Ray Dalio says Fed can’t tighten ‘without having big, negative effect’ on markets

‘You saw the reaction in the markets when the Fed just even hinted at tightening. I don’t’ think they can tighten a lot without having a big, negative effect.’

— Ray Dalio, founder of Bridgewater Associates

Ray Dalio, billionaire investor and founder of Bridgewater Associates, the world’s largest hedge fund, took note Monday at the topsy-turvy reaction across financial markets last week to the Federal Reserve’s signal that it could begin to lift rates sooner than investors had expected and that policy makers had started to discuss the eventual slowdown of its monthly asset purchases.

The yield curve flattened violently, with short- and medium-dated yields rising sharply last week as long-term yields fell; the dollar soared and equities ultimately slid, though growth-oriented shares outperformed. On Monday, many of those moves were partially reversing, with the Dow Jones Industrial Average
up more than 500 points, or 1.7%, while the S&P 500
gained 1.3%.

Read: Markets are sending ‘peculiar’ signals as Fed changes tune — here’s what they mean

Dalio, speaking in a conversation with economist and former Treasury Secretary Lawrence Summers at the Qatar Economic Forum, warned that it will be difficult to avoid an overheating of “monetary inflation” due to a flood of bond issuance.

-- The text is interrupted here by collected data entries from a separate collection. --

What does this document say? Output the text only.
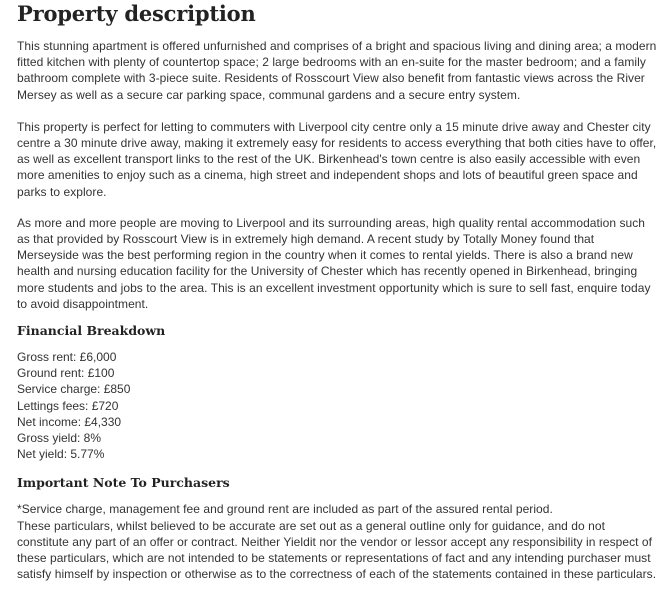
Property description

This stunning apartment is offered unfurnished and comprises of a bright and spacious living and dining area; a modern fitted kitchen with plenty of countertop space; 2 large bedrooms with an en-suite for the master bedroom; and a family bathroom complete with 3-piece suite. Residents of Rosscourt View also benefit from fantastic views across the River Mersey as well as a secure car parking space, communal gardens and a secure entry system.

This property is perfect for letting to commuters with Liverpool city centre only a 15 minute drive away and Chester city centre a 30 minute drive away, making it extremely easy for residents to access everything that both cities have to offer, as well as excellent transport links to the rest of the UK. Birkenhead's town centre is also easily accessible with even more amenities to enjoy such as a cinema, high street and independent shops and lots of beautiful green space and parks to explore.

As more and more people are moving to Liverpool and its surrounding areas, high quality rental accommodation such as that provided by Rosscourt View is in extremely high demand. A recent study by Totally Money found that Merseyside was the best performing region in the country when it comes to rental yields. There is also a brand new health and nursing education facility for the University of Chester which has recently opened in Birkenhead, bringing more students and jobs to the area. This is an excellent investment opportunity which is sure to sell fast, enquire today to avoid disappointment.

Financial Breakdown
Gross rent: £6,000
Ground rent: £100
Service charge: £850
Lettings fees: £720
Net income: £4,330
Gross yield: 8%
Net yield: 5.77%
Important Note To Purchasers

*Service charge, management fee and ground rent are included as part of the assured rental period.

These particulars, whilst believed to be accurate are set out as a general outline only for guidance, and do not constitute any part of an offer or contract. Neither Yieldit nor the vendor or lessor accept any responsibility in respect of these particulars, which are not intended to be statements or representations of fact and any intending purchaser must satisfy himself by inspection or otherwise as to the correctness of each of the statements contained in these particulars.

With U.S. deficits set to rise, the country will “have to sell a lot of bonds” to investors who hold bond inventories, despite carrying very low interest rates and negative real, or inflation-adjusted, inflation rates, Dalio said. This comes at the same time that Chinese capital markets and other capital markets are becoming more attractive to global investors.

“That creates a supply/demand situation that can bring monetary inflation because there will not be enough demand to buy those bonds,” Dalio said. As a result, the Fed won’t be able to taper or cut back on its own purchases of bonds and may have to actually step up those purchases to prevent interest rates from rising, he said.